Si la situación actual no se revierte, el archivo de esta gran poeta quedará desmembrado, repartido en distintos repositorios y diferentes países. Si no aparecen las piezas que faltan, quedará incompleto, una colección mermada, pobre en relación con lo que debió ser el legado de esta acopiadora, que pudo decir: “Yo que nunca tiré un papelito”, e infiel a su memoria.
Durante mucho tiempo he padecido –en soledad– la incertidumbre por el destino de estos papeles. Es hora de compartir públicamente esta gran pérdida, esta gran alarma. El tema convoca también a una responsabilidad común, a una deuda pendiente que tiene la sociedad con los archivos de sus escritores.4 No es el asunto central de este artículo, pero es parte del problema. Si Uruguay ha logrado retener la mayoría de los archivos de sus escritores, ha sido más por la lúcida previsión de estos y, en muchos casos, la generosidad de sus deudos que por el celo estatal por preservarlos y destinar un presupuesto adecuado y personal técnico que cuide ese tesoro.
Es grave que Uruguay haya perdido la posesión y la tenencia de un patrimonio tan valioso, tan simbólico, tan necesario para ser lo que fuimos, para ser mejores, para ser. Es grave que el archivo de una gran escritora quede fragmentado y disperso. Moralmente, lo imperdonable es la traición no sólo a su voluntad, sino también a sus principios.
En los años noventa, cantaba Leo Maslíah que la deuda externa de Uruguay podría pagarse con su cultura; decía uno de los versos –muchos podrán restituir la música, como de marcha, que remataba–: “Pa-ga-rá con I-dea Vi-la-riii-ño”. Hoy, a diez años de su muerte y uno de su centenario, ese verso regresa con una ironía amarga.
1. http://www.fhuce.edu.uy/index.php/letras/seccion-de-archivo-y-documentacion-del-instituto-de-letras/acervo-documental/colecciones/77-sadil/sadil-informacion-estructural (22-IV-19).

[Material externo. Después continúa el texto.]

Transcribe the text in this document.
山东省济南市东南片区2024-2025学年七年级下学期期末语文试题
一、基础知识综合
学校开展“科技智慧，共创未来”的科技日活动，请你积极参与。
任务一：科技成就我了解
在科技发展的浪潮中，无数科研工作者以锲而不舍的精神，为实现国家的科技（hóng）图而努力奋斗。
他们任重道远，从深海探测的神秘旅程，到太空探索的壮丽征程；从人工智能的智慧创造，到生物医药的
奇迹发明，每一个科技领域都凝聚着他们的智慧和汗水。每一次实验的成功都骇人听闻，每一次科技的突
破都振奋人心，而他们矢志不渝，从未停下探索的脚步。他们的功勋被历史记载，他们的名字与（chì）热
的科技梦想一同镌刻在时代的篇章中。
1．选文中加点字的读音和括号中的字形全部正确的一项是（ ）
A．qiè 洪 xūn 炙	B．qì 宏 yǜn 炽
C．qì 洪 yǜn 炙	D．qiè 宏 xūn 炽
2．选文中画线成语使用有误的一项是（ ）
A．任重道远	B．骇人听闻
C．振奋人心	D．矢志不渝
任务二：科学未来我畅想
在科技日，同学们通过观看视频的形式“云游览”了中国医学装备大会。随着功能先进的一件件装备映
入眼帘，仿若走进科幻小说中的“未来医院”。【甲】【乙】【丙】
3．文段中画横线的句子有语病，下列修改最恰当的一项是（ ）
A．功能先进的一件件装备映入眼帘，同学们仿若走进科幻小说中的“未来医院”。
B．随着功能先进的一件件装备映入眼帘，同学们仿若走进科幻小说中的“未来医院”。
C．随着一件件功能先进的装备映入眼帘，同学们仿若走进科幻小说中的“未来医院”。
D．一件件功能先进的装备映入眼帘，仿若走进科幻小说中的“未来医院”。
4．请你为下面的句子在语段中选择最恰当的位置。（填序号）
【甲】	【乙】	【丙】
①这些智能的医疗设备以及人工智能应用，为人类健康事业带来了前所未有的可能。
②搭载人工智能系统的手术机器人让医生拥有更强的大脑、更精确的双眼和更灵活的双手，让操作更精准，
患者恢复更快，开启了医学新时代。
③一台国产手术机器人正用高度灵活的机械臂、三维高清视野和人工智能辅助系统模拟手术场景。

2. Proyectos que incluyen la transcripción diplomática de los textos y que fueron realizados por un equipo de profesores y estudiantes de letras, dirigidos, respectivamente, por las profesoras Carina Blixen y Elena Romiti, investigadoras del Departamento de Investigaciones de la Bnu.
3. Princeton Library Research Grant.
4. Brecha dedicó, a fines del año pasado, un extenso artículo de Mariana Abreu sobre archivos en peligro y políticas estatales, en el que trató los casos de las colecciones de Aharonián, Levrero y Zitarrosa. “Peces de plata”, en Brecha, 14-XII-18.